Brexit breakthrough? Hopes of a deal are on the up, amid reports that the EU is prepared to ditch its requirement to reach a broad agreement before drafting a text. This means they can start on the joint legal text whilst there are still a few outstanding issues that need to be resolved.

This has positive overtones, but the two sides still appear no closer on these critical last steps.  European Commission Vice President Maros Sefcovic said yesterday: “The UK’s positions are far apart from what the EU can accept.”

Sterling drove to a two-week high, with GBPUSD rising to 1.29 before paring gains to sit around 1.2850 this morning.

Bank of England deputy governor warns over negative rates

But it the rally was less about Brexit than it was about comments from Dave Ramsden, the deputy governor of the Bank of England, who sounded a strong sound of caution over negative interest rates. The MPC seems to be airing its dirty laundry in public – the comments came only a day after Silvana Tenreyro pointedly backed negative rates.

Anyways it looks there is some clear ideological disputes among rate setters that needs to be worked out over the autumn, implying as Andrew Bailey suggested last week that negative rates are not likely on the near horizon, albeit they are being considered actively.

The problem for the Bank would be an unemployment crisis into Christmas that could put pressure on the MPC to act.

The dollar peeled off its recent two-month highs in the 94.60 region which is offering the near-term resistance.
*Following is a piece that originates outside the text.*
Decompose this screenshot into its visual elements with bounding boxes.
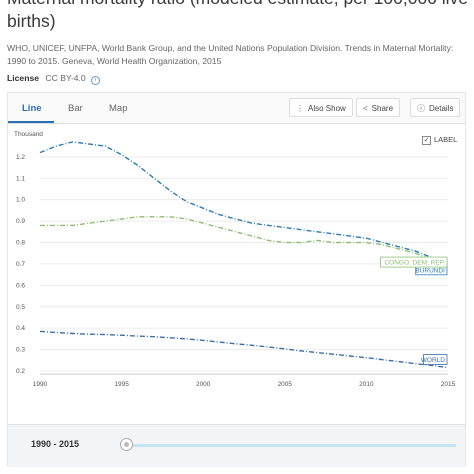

The pullback called for last week has been slow to emerge with a couple of retests of this level but near-term weakness is certainly becoming more evident.

Elsewhere, oil markets remain trapped in a tight range but could be heading for a pullback as global inventories start to build. API numbers later today, EIA numbers on tap Wednesday. Watch the Chinese numbers too as global inventories swing to builds.

Surging cases numbers cripple demand, whether rational or not. Contango spreads indicate softer demand and inventory builds ahead. The price action alone on WTI is a not a pretty picture for bulls.

Coming up, there is a slew of Fed speakers later today with Clarida, Quarles, Harker and Williams on the slate. Richard Clarida is probably the most important, with the Fed governor due to speak on Future Considerations for Treasury Market Resilience. Meanwhile, the Treasury market is completely dead as yields remain trapped in their tight ranges.

Chart: The S&P 500 is still trapped by the moving averages

The market rallied 1.6% on Monday and ran slap into the 50-day SMA, shy of the 21-day SMA. We have to see whether this marks the swing high and calls for another pullback.